Parallel movements to punk – Bill Direen on the generation that preceded punk in New Zealand
There was a second group of older citizens, who were in their creative minded teens in the seventies before punk hit, who could be considered separately. I was such a one, and intersected with some of these, in the late seventies and early eighties. There was a significant difference of approach in their music, compared to groups and individuals immediately influenced by punk/new wave. And yet, in a way, we shared a sort of “ethos”.
The group included George Henderson and Brent Hayward, Richard Sedger (And Band), Bill Vosberg (Perfect Strangers), Peter Stapleton and Steve Cogle, perhaps Hamish Kilgour, and even some other groups.
Have you ever heard of The Amps, who had a residency at Chez Paree in Marjoribanks St Wellington around 1977 to 1978? Kevin Hawkins, I’m not sure where he entered the story, perhaps he is the later generation. I didn't see him (but such a great guitarist) until Shoes This High in 1980.
I met Grant McDonagh in 1978 or 1979 in Christchurch. Grant has a real story to tell of the 1970s, and was already into the Guy Debord origins of punk theory.
This group needs to be again divided into sub-groups. I think there might be as many sub-groups as individuals or musical groups involved. Grant was really into the political side of it, but all were seeking a solution of some kind, perhaps through following and trusting the artistic intuitions, perhaps through avant-gardism (shock tactics, opposing things wildly, in order to turn the earth over, to disrupt, to unsettle, and allow new life to shoot). And finally through the more narcissistic indulgence in drugs, where the individual subsides into a solipsism, which can, nevertheless, produce great art.
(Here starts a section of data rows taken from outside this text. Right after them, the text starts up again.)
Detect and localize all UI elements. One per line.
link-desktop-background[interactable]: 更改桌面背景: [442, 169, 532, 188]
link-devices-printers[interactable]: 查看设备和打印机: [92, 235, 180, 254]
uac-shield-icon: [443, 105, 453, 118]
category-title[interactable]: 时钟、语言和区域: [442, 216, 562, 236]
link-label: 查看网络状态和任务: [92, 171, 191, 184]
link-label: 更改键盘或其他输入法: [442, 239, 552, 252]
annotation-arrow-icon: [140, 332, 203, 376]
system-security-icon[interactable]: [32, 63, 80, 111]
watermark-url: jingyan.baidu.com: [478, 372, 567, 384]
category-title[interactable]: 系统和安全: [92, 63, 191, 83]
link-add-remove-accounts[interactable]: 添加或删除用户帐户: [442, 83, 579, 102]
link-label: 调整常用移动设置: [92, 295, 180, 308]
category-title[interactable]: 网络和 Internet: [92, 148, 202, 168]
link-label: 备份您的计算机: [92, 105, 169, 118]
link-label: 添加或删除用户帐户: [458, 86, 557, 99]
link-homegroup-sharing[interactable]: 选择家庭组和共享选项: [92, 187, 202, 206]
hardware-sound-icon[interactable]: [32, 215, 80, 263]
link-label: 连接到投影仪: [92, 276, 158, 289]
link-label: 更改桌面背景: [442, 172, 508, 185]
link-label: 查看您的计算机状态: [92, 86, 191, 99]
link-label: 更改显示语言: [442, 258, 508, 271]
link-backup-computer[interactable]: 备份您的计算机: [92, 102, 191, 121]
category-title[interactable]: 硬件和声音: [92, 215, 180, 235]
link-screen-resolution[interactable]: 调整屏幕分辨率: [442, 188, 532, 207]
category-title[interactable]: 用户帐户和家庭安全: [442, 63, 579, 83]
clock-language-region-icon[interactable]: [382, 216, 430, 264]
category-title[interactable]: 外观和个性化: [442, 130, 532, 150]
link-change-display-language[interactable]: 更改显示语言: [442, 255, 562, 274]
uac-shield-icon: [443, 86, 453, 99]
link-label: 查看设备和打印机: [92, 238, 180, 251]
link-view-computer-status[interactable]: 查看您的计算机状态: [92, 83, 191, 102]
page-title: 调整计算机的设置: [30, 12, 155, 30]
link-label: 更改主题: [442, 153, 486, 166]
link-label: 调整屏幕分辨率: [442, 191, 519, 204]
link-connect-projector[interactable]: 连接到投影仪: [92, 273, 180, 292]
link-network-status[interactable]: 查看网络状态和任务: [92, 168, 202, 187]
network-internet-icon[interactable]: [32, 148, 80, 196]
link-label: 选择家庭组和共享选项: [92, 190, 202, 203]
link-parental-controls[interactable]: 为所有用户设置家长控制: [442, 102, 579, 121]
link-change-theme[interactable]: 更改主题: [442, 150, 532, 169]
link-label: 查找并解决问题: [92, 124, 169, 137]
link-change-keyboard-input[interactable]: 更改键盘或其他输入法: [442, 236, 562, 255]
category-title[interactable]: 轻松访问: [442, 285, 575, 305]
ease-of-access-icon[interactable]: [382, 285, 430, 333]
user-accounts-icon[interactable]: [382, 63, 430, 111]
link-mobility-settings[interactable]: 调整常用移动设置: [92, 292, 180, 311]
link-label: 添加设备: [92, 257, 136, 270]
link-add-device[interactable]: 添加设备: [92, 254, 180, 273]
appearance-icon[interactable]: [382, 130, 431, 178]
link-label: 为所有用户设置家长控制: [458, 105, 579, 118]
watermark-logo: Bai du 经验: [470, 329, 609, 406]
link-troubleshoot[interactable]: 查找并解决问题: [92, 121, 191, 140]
I have ended up deciding that the small thing I have to offer people is a few books and songs.
Education is important, too, and you can’t deny that all of these people were pretty well educated and would continue to educate themselves come hell or high water. We do not have ideas, nor create art or books or music on our intuitions. It comes from wide listening, reading, technical management and a lot hard cold thinking.
You have to remember that this earlier group had not only grown up in a very right-wing climate with National party governments from 1960 to 1972, and again from 1975 on, but also that NZ politics had reached a truly disgusting level of personal assassination, name-calling, stereotyping and talking about anything but the real issues of food on tables, health, etc. It reached its nadir with the money-obsessive society of the eighties.
I have ended up deciding that the small thing I have to offer people is a few books and songs. I would love to change the world for the better, and am interested in any suggestions for ways that can be done peacefully, but effectively.
I’m pretty sure we were all equally interested in literature as in music. I know George and Richard certainly were. And there was the alternative literary magazine format, which I investigated in 1977 with a zine called Extension, which ran to six gestetner-ed issues, sold in bars for ten cents a copy. But that wasn’t political, and the rest of us haven’t done much politically (yet). We have, rather, it seems, developed our voices and skills at music, writing and art.
Why? Because, if you work at the job, having developed the skills, some trueness, like a true line in building, becomes possible. That is not going to change the world, but perhaps it is all one person can do. Maybe that generation developed a sense that the most one can do is to be yourself and try to find that trueness of line/expression, and that, at least, will be a start. It is hard enough to do just that.
As for music, we continue to be limited by a lack of funds and equipment, and recording can be full of challenges from that point of view. So, as in the seventies, we have come full circle, and do the best I can. None of us mentioned are earning a living from music or literature or art.
In terms of professional quality, in literature, it is more possible to bypass the economic restrictions. After all, you only need a pen and paper! And this is perhaps why I have been drawn to writing. By putting in the same amount of work and dedication, I can make a result closer to that truer line. But I continue to make music. I have never stopped and my guitar is always with me, as are some theatre masks, treasured puppets and certain books of poetry. Live situations are still good for me, perhaps because it is like communicating with people. The audience contribute to the performance as well.
But I am digressing.
Some took too much refuge in drugs, some lacked ideology and became prey to the capitalist ethos and some simply gave up. But I believe that the ones who have survived all reveal an ideology, and a political one.
George continues to work. He has such a marvelous pop sensibility and sense of melody. Not punk, but drawn from the counter-cultural environment of the seventies. He and Brent, and perhaps us all, simply took a different path from the one that led naturally (in the UK) to punk. Of course, we must never forget that Johnny Rotten was himself influenced by Guy Debord, and also remember that On the Poverty of Student Life was published in Auckland University magazine Craccum in 1972 (and caused a scandal I believe).
So perhaps punk is not the centre pin of the history, (but a big pin, a king pin, that’s for sure), and there are other valid directions, that worthwhile artists were exploring in parallel to “punk proper”.